Uma dessas pequenas surpresas foi com uma aluna de 5 anos. Ela tinha problemas respiratórios (asma) e está com a personalidade em formação. Teve uma imensa dificuldades nas primeiras aulas, pois mal conseguia respirar, um linda e frágil menina entrando num universo novo onde seria exigida justamente na sua maior fraqueza. Um enfrentamento difícil para um adulto, imagine para uma criança e ainda mais menina (pois poderia optar por simplesmente brincar de bonecas). Lá estava ela, a pequena guerreira.
A cada aula era uma conquista. A cada aula procurava desenvolver nela sua energia interior (Ki) para fortalece-la e aumentar sua independência da asma. Por vezes, pensava que ela iria desistir, algumas vezes senti que ela iria chorar por algum acidente ou por não poder participar de todas as brincadeiras e atividades. Se eu pudesse, choraria junto. Porém o choro não é uma opção para lutadores.
Pois bem, após alguns árduos meses ela superou o problema respiratório, corria melhor e mais rápido que os outros e executava as técnicas com firmeza e concentração. Certa vez, fui fazer um frente a frente com ela pois faltava um aluno. Ambos em kamae, eu no alto dos meus 1,80 m com 93 kg e ela com os seus 4 para 5 anos, pequena altura e peso. Ela parou na minha frente, em postura de kamae, olhou nos meus olhos e não tirou os olhos de mim, nem piscava. Não estava com medo, tampouco demonstrava nenhum esboço de fraqueza. Me atacou como deveria, no tempo certo, com kime e vontade de um adulto. Mostrou que era capaz, não para mim porém para si mesma. Estava pronta.
Após um tempo ela fez exame de faixa onde foi excelente. Passou com 5 anos para faixa amarela, a faixa da cor do ouro. No primeiro dia de aula após o exame, ela chegou no dojo e pediu para fazer o kata Heian Nidan (o kata de faixa amarela para laranja).
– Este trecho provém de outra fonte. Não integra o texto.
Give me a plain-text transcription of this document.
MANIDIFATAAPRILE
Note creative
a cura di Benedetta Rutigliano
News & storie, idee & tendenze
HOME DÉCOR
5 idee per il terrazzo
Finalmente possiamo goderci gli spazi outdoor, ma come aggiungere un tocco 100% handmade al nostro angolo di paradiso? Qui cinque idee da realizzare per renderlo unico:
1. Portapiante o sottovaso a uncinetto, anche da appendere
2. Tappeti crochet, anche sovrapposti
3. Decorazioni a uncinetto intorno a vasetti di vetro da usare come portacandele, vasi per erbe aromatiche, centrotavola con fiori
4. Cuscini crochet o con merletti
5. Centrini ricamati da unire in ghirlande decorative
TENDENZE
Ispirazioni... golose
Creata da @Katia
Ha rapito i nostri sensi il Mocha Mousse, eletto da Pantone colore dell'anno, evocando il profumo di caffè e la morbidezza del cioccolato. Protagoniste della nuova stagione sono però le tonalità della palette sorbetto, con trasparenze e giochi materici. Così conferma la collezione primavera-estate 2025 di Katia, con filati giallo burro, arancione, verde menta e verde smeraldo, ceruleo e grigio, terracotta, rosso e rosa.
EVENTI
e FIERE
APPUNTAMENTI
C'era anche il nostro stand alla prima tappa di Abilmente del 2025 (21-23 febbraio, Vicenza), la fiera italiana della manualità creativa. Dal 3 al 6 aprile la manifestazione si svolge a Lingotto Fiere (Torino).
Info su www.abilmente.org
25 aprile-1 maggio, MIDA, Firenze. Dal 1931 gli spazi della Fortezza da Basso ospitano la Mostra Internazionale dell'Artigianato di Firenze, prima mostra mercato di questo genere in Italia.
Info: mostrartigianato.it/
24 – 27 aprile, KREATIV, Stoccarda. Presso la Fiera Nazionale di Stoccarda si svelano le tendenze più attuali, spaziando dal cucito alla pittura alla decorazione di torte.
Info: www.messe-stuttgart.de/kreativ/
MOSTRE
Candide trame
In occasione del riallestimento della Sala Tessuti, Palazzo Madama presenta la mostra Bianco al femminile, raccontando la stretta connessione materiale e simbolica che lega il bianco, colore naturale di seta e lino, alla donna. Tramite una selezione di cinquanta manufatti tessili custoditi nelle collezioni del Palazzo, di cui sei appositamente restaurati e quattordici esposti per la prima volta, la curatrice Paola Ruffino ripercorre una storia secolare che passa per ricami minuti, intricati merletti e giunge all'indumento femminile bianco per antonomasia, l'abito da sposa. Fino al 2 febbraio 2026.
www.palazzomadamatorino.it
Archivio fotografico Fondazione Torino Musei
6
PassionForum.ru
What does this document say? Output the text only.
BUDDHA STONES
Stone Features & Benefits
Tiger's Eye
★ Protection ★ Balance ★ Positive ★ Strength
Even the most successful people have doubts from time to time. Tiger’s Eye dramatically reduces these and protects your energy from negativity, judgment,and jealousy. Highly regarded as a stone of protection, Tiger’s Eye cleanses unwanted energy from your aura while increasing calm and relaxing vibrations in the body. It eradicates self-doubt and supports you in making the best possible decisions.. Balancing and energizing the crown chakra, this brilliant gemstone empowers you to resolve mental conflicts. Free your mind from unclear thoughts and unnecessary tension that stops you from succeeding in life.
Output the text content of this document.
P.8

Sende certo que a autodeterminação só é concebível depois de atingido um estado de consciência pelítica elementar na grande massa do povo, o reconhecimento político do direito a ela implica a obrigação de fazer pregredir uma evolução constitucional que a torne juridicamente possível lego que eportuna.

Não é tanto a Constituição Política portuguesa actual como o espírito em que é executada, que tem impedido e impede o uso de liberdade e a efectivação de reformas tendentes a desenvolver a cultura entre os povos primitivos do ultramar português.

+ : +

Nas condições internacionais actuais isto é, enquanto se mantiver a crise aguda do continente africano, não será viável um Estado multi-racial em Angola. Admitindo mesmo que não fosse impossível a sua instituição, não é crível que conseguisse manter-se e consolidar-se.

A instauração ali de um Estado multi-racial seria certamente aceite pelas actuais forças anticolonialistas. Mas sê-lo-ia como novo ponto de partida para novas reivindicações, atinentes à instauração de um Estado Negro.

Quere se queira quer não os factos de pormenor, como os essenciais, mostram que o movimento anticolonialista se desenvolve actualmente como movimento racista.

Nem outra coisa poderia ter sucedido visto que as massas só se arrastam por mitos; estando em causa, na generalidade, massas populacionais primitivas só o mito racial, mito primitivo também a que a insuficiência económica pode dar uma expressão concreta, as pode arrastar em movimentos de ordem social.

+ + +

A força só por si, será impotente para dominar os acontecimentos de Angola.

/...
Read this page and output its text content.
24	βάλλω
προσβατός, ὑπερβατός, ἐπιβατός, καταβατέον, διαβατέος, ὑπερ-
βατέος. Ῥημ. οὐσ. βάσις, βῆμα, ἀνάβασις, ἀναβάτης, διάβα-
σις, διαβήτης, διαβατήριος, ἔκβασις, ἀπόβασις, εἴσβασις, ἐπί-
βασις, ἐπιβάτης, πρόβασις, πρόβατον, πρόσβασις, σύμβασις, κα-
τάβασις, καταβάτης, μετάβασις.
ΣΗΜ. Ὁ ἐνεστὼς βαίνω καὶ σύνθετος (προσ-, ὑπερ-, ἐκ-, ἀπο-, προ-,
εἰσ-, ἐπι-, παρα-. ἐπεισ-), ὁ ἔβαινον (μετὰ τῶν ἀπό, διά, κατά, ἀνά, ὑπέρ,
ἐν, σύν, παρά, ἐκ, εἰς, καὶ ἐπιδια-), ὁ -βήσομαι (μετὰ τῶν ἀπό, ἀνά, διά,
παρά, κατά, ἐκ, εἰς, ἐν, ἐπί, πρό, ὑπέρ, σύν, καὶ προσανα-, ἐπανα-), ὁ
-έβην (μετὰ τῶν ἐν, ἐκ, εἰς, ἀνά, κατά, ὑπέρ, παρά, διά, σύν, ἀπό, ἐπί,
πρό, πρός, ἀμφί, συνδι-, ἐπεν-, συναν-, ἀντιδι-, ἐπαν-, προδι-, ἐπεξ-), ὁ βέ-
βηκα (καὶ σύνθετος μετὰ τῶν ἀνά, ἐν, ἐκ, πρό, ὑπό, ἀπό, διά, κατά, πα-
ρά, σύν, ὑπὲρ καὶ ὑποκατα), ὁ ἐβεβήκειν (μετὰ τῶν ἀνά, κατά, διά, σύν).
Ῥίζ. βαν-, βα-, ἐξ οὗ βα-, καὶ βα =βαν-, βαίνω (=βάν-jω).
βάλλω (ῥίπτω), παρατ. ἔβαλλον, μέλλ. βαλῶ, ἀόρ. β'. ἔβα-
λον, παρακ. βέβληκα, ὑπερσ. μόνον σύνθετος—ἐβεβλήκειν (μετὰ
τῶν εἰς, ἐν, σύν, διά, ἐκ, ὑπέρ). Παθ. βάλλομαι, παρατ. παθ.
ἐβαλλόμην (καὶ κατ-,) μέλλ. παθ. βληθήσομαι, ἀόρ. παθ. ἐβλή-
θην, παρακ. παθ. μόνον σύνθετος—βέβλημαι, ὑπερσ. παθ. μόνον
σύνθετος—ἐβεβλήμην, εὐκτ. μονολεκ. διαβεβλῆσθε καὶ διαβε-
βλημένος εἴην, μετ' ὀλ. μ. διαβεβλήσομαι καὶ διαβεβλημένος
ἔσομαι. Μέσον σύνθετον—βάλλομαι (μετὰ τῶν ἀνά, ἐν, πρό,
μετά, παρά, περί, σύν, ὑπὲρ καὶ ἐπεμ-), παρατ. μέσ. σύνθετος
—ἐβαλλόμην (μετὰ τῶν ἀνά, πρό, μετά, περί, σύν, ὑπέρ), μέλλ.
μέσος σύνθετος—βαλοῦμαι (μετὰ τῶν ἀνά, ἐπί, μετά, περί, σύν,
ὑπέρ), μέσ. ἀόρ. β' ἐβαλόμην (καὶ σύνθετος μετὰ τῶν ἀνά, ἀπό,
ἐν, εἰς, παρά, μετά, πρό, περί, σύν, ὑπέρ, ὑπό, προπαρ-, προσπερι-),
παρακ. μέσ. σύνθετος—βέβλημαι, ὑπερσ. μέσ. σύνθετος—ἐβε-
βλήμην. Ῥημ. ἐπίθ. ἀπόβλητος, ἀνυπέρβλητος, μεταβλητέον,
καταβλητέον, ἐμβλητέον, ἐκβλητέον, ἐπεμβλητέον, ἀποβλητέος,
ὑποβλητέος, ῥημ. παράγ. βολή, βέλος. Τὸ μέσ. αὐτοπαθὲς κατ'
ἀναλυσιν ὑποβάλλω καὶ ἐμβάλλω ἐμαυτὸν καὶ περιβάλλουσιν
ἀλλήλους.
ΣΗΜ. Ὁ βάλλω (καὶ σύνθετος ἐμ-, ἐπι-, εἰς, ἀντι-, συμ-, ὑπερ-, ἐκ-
Eu disse para ela que era cedo, pois não havia ensinado o mesmo para ela. Ela insistiu. Fiquei intrigado e conversei com o pai dela, também karateka e também responsável por tanto sucesso com a menina karateka. Ele disse-me que após o exame ela começou a treinar sozinha através de desenhos que havia visto na sua apostila e imagens de livros.
Bom, então pedi para ela me demonstrar o kata até onde ela sabia. Eis que aquela antes frágil figura começou o kata com maestria, cumprimentando e anunciando o kata e executando movimento por movimento chegando ao final sem pestanejar, com alguns pequenos erros, porém no conjunto de forma correta. Supresa total!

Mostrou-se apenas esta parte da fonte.